The imminent review of the law to allow foreign investors to wholly own investments in diamond will help boost foreign direct investment in the mining sector and across value chains, the Chamber of Mines of Zimbabwe (CoMZ) has said.
The Government has been progressively reviewing the Indigenisation and Economic Empowerment Act in order to create a business-friendly environment.
In the post November 2017 political transition, Government immediately scrapped the requirement for foreign investors to limit their investment threshold to 49 percent, but it was retained for the diamond and platinum mining sectors.
However, in an interview with US-headquartered Bloomberg TV last week, Finance and Economic Development Minister Professor Mthuli Ncube said the requirement foreigners would now be allowed to control 100 percent of their investments in the key mining sub-sector.
“We are removing that indigenisation rule, which is discouraging foreign direct investment. We say Zimbabwe is open for business; you can only be open if you allow ownership of 100 percent,” said Minister Ncube.
There are indications that the policy would be extended to the diamond mining sector as well.
CoMZ chief executive officer Isaac Kwesu said the latest move was a step in the right direction and would bring the much-needed foreign direct investment, create employment within the sector and across value chains.
“We have a huge mineral resource as a country, but on our own, without foreign direct investment, we may not realise much or unlock value from our mineral resource.
“The platinum value chain is capital intensive, and this move will attract investors across value chains. As it is now, we need FDI, which is the common practice everywhere,” said Mr Kwesu.
The country’s platinum production, he added, would also increase on increased investment in the sector, while beneficiation and value addition would expand — boosting employment creation, taxes and royalties.
Other downstream industries are also expected to benefit through local procurement.
“The bigger population will benefit from this. This will have a huge impact in the socio- economic transformation of many Zimbabweans,” he said.
Mining is one of the strategic sectors driving the economy.
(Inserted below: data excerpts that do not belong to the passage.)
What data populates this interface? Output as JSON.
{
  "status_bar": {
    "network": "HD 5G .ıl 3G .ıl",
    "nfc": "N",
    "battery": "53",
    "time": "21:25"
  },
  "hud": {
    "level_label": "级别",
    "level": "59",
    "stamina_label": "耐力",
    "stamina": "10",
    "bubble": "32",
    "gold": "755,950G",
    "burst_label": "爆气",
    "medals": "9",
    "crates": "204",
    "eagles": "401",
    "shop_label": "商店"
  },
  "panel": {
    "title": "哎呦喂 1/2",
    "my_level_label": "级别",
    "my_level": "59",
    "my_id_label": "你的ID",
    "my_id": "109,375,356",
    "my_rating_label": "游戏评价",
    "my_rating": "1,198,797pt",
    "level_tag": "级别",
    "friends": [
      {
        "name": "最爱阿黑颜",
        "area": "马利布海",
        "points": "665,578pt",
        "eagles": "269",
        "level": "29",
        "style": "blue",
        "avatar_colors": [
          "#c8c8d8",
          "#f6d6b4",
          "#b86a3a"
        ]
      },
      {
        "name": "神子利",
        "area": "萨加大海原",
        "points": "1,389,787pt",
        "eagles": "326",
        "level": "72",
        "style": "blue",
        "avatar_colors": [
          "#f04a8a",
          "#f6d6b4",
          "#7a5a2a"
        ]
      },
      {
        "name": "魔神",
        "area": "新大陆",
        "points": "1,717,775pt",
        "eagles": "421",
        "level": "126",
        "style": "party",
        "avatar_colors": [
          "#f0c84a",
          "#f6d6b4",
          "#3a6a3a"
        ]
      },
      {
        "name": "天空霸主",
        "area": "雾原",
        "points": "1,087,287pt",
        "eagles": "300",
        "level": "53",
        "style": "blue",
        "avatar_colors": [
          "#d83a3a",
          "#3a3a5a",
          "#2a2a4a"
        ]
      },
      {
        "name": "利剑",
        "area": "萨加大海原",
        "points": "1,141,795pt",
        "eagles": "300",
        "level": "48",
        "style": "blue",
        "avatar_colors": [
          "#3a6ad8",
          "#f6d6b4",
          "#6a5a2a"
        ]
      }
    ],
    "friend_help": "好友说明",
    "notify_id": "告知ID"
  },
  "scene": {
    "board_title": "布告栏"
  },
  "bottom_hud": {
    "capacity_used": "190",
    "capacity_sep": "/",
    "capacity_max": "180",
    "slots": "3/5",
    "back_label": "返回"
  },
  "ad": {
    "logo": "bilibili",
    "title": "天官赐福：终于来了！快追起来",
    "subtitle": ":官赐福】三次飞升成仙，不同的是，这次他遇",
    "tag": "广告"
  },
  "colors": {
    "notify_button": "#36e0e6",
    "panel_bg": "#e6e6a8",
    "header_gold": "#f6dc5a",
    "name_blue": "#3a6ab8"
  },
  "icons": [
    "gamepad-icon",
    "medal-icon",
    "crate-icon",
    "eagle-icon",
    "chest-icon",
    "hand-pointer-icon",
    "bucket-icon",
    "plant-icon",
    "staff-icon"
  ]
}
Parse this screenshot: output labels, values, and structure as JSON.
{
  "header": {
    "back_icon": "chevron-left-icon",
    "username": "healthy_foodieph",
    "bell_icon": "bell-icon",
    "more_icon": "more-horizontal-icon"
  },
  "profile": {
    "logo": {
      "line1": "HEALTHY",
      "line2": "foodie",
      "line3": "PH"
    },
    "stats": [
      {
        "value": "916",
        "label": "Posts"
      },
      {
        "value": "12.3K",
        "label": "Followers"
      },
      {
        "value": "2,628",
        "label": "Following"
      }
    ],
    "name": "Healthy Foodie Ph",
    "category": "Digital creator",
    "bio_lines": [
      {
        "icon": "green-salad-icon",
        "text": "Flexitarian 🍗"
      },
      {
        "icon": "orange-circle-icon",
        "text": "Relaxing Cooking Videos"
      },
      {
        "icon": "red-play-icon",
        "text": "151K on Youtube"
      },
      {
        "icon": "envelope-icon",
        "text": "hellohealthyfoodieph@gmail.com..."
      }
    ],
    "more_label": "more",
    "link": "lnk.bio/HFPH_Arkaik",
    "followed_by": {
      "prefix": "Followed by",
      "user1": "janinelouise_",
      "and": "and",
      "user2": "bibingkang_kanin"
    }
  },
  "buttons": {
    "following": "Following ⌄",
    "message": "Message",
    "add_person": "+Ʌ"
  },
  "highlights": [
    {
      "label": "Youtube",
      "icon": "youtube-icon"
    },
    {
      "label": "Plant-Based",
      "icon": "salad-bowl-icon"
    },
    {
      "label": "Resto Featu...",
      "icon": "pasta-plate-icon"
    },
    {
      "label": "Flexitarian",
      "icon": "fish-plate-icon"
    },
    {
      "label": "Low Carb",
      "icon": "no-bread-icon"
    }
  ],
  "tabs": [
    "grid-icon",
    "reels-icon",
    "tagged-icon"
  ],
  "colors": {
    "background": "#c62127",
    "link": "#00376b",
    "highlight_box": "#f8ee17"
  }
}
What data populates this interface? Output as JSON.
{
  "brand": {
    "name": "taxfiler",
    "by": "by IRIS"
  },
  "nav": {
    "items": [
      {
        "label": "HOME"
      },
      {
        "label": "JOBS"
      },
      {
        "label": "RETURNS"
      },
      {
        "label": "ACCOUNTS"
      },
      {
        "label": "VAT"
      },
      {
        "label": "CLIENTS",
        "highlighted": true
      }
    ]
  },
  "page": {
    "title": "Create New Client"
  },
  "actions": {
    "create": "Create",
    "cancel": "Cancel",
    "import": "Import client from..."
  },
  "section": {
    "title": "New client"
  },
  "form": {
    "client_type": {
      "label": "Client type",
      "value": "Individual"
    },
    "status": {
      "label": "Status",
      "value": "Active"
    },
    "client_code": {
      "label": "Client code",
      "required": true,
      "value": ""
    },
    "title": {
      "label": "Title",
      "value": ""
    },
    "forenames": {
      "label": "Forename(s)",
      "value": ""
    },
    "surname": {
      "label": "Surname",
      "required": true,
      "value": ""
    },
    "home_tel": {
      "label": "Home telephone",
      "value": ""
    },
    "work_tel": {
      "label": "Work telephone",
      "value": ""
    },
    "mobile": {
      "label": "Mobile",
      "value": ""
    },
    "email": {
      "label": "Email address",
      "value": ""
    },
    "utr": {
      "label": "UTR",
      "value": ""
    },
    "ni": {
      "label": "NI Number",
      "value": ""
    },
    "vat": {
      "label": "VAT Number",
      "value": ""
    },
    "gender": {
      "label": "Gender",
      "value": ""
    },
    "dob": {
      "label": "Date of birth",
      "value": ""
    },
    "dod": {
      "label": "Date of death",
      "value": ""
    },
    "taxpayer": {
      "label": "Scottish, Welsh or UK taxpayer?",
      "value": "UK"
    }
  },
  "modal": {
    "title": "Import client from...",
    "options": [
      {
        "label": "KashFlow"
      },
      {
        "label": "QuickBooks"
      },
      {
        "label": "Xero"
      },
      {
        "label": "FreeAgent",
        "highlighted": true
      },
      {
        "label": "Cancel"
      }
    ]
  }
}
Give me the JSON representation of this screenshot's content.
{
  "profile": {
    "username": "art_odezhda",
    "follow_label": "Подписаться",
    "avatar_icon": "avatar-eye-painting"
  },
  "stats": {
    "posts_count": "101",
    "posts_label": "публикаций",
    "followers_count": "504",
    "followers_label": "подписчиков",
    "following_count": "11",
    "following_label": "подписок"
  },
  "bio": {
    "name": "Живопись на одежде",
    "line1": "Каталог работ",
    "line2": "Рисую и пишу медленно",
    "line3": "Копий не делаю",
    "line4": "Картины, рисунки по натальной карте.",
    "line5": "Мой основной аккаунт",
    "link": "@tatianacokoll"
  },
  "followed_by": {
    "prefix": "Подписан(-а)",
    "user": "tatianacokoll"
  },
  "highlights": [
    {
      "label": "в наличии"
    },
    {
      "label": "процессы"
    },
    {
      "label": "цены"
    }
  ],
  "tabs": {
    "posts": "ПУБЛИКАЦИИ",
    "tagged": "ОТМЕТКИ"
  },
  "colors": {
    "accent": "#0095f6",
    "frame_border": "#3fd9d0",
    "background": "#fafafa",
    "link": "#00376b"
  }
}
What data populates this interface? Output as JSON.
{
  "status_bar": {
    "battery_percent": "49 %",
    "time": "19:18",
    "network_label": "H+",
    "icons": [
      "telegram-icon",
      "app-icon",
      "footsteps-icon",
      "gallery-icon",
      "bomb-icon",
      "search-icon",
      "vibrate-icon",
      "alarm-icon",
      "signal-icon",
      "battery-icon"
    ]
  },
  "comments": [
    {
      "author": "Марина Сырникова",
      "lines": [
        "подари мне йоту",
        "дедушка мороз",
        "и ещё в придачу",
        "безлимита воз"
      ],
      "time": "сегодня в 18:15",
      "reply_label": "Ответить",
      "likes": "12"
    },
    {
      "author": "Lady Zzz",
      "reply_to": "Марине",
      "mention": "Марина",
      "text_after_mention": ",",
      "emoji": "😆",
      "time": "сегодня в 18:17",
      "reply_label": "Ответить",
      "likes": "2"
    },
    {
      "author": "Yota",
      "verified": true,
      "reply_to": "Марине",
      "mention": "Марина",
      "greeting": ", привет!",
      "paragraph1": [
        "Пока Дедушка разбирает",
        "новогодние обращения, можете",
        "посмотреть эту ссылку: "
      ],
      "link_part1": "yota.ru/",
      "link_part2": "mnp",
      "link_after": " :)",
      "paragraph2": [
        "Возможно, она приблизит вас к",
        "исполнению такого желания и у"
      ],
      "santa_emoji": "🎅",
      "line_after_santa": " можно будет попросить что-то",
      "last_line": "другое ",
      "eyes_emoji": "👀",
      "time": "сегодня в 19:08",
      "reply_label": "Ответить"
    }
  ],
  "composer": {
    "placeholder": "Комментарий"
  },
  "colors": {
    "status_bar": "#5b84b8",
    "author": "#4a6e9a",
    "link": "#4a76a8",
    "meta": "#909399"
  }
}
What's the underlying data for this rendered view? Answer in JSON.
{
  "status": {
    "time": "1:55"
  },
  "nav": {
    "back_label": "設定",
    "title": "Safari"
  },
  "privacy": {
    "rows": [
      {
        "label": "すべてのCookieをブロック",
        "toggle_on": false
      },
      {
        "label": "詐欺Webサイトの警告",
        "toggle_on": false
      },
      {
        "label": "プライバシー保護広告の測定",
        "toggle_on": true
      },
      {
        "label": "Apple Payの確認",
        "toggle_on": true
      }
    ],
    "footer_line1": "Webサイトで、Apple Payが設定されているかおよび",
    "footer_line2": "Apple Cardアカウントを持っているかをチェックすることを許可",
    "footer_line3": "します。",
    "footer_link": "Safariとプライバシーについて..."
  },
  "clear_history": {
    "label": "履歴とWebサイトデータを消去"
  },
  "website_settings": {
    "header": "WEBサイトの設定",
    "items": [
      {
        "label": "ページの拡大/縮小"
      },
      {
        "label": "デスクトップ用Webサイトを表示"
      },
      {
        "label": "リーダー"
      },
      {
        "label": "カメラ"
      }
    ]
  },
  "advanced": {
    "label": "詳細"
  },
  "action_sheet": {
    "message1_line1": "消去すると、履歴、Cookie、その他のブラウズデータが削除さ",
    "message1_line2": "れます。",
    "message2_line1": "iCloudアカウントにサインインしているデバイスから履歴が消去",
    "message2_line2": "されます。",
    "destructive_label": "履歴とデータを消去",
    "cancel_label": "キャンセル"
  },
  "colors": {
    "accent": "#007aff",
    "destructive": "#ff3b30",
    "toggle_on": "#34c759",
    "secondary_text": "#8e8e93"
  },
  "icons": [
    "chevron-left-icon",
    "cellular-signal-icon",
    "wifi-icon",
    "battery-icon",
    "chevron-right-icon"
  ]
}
Government has been working on attracting capital into the sector, which is considered key in plans to establish an Upper Middle-Income economy by 2030.
Zimbabwe has vast mineral deposits ranging from gold, platinum, diamonds, nickel and chrome.
The country is home to the world’s second-largest known platinum deposits after South Africa, while its gold reserves are one of the largest in Africa.
United Kingdom-based economic research firm Fitch Solutions believes Zimbabwe will become a mining giant in the Sub-Saharan region.
“Zimbabwe is emerging as an important mining centre within Southern Africa as foreign investment drives growth in mineral and metals production,” said Fitch in their recent publication on the country ( Zimbabwe Country Risk Q1 2019).
“In terms of overall platinum output, Zimbabwe is challenging the world’s largest platinum producers, Russia and South Africa, while gold production is also set to ramp up over the medium term.
“Zimbabwe will experience a temporary boost in gold production in 2017-2019 as the impact of a gradual recovery in global gold prices and regulatory changes lead to an increase in activity by smaller mining firms. Zimbabwe’s platinum output will also grow at a steady pace, while that of its main competitors, South Africa and Russia, will stagnate over time, according to our mining team,” said Fitch.
The international think tank also sees the Zimbabwean economy recovering from more than two decades of sluggish growth driven by mining and tourism, among other key sectors of the domestic economy.
Fitch also says President Mnangagwa’s administration has shown commitment to reforms with the amendments to indigenisation laws a positive sign of its pledge to create a conducive business environment.
“The new Government in Zimbabwe has shown signs of progress towards implementing investor-friendly structural reforms, which will encourage FDI and buttress economic growth over the long term.
“Zimbabwe is endowed with a wealth of natural resources and vast human capital compared to regional peers,” it said.